What changes when you switch policies
| You change | Server-side impact |
|---|---|
None → Basic256Sha256 Sign |
Per-message HMAC; ~5% throughput penalty |
Sign → SignAndEncrypt |
AES-CBC encryption added; ~10% additional CPU |
| RSA → ECC | Faster handshake (smaller signatures), smaller bandwidth — but server support is rare |
Basic256Sha256 → Aes256Sha256RsaPss |
Newer primitives — server must support both ends |
For most deployments, the right choice is Basic256Sha256 +
SignAndEncrypt. Upgrade to Aes256Sha256RsaPss when every
relevant server supports it.
Failure modes
| Wire error | Cause |
|---|---|
BadSecurityPolicyRejected |
Server doesn't offer the policy you requested |
BadSecurityChecksFailed |
Server's certificate trust failed — see Trust store workflow |
BadCertificateUntrusted |
The server's cert is not in your trust store |
BadCertificateInvalid |
Client certificate is malformed |
BadIdentityTokenInvalid |
Username/password or X.509 identity token rejected |
BadCertificateTimeInvalid |
Certificate not yet valid or expired |
The CLI surfaces these as stderr messages and exits non-zero. For untrusted-certificate errors specifically, it prints helpful follow-up commands. See Exceptions and errors.

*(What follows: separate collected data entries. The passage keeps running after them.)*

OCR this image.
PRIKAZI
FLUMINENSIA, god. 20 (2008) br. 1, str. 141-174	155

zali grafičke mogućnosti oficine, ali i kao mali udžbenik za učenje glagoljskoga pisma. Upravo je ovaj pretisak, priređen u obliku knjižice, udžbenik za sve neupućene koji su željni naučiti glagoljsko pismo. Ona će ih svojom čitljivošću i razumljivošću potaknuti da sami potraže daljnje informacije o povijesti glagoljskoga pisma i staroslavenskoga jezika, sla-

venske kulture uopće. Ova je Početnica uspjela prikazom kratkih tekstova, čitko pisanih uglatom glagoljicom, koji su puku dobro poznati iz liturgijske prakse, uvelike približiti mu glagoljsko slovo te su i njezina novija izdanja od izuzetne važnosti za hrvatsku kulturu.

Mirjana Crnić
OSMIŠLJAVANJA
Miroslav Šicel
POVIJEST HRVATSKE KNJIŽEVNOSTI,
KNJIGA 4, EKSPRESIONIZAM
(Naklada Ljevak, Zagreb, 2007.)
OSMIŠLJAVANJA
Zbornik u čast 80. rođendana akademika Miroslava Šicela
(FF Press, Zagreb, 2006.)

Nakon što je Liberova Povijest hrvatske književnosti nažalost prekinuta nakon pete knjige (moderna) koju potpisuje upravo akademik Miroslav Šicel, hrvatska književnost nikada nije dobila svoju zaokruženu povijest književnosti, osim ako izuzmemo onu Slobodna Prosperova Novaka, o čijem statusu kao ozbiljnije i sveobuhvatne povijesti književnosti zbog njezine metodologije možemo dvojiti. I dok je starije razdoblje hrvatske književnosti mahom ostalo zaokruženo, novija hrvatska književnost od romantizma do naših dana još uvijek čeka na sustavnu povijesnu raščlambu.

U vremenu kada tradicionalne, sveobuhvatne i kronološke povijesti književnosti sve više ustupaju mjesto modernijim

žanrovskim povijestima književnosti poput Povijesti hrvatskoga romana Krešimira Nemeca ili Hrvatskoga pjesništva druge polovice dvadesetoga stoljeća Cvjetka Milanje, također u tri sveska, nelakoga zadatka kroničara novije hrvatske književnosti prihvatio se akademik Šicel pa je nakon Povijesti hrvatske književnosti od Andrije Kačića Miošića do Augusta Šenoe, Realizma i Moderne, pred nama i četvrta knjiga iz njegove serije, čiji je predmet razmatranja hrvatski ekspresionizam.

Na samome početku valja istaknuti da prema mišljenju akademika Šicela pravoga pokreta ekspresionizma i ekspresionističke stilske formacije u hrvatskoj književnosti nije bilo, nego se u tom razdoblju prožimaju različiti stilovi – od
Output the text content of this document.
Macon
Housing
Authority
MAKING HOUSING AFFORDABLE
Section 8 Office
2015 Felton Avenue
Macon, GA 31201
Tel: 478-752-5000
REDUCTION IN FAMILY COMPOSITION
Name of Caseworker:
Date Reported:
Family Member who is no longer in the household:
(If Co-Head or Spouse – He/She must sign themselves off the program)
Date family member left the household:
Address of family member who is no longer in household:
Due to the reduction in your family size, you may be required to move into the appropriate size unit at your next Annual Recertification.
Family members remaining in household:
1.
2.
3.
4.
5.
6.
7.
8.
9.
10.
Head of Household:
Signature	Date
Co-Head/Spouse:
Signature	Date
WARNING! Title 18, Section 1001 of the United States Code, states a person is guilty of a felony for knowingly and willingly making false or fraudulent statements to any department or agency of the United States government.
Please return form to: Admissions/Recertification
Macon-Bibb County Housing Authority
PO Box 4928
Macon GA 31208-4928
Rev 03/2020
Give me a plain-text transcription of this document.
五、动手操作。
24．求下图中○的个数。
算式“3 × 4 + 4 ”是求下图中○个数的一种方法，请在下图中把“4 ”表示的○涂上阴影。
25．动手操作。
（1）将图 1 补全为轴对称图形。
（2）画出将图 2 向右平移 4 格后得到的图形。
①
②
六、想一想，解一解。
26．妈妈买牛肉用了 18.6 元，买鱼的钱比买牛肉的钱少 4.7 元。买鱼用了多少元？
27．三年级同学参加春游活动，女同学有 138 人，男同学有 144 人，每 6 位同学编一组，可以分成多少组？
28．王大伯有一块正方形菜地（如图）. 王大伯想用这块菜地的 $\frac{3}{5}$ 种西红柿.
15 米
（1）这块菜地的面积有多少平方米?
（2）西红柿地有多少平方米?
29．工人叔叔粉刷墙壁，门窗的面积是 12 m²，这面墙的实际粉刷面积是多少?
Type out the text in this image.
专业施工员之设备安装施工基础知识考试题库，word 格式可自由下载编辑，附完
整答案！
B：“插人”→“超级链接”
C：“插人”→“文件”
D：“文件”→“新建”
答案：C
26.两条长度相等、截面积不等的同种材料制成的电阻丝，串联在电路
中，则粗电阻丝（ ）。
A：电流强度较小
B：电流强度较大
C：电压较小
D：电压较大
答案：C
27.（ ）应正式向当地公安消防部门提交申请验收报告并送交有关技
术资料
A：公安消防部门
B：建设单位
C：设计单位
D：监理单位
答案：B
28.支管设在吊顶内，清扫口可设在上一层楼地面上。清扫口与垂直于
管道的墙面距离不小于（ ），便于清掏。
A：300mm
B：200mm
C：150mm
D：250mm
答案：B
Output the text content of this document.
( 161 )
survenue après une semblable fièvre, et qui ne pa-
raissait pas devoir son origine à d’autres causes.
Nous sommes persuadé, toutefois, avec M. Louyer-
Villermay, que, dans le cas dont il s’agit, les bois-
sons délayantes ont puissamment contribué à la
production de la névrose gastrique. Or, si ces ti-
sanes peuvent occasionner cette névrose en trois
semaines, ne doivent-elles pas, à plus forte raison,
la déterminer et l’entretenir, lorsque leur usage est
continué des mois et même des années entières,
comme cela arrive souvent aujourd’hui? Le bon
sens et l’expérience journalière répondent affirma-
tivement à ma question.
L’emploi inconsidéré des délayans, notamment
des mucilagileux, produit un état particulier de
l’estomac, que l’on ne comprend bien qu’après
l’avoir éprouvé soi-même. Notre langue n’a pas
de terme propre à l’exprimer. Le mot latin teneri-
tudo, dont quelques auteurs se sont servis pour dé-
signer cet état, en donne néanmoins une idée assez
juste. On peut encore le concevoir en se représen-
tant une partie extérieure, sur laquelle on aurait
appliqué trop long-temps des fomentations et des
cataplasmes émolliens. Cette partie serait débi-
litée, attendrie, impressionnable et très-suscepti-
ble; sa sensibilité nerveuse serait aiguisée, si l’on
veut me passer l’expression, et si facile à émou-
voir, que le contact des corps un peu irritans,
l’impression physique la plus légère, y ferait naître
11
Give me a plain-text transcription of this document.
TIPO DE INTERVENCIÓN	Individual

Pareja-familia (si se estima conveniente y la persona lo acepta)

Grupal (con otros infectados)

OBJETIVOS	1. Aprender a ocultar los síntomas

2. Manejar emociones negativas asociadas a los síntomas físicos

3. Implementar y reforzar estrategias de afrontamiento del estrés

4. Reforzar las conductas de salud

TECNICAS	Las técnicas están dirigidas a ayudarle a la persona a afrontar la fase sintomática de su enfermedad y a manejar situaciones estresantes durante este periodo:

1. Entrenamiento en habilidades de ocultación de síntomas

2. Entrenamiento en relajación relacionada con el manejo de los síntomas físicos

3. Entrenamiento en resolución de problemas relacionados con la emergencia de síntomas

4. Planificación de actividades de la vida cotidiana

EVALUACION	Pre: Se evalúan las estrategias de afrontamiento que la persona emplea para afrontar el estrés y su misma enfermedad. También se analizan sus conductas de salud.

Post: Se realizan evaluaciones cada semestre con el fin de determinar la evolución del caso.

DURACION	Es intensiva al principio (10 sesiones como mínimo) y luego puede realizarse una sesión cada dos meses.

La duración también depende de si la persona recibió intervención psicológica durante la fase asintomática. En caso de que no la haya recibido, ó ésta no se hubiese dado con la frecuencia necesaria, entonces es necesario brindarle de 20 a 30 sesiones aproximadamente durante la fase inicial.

Without a client certificate
If you set a non-None policy but don't pass both --cert
and --key, the CLI silently skips installing a client
certificate (setClientCertificate() is only called when both
paths are strings). With no cert in place, opcua-client cannot
bring up the secure channel and the connection fails with a
security error.
You must supply your own client certificate — there is no auto-generation path. See Credentials · You must supply your own certificate for an OpenSSL-based recipe.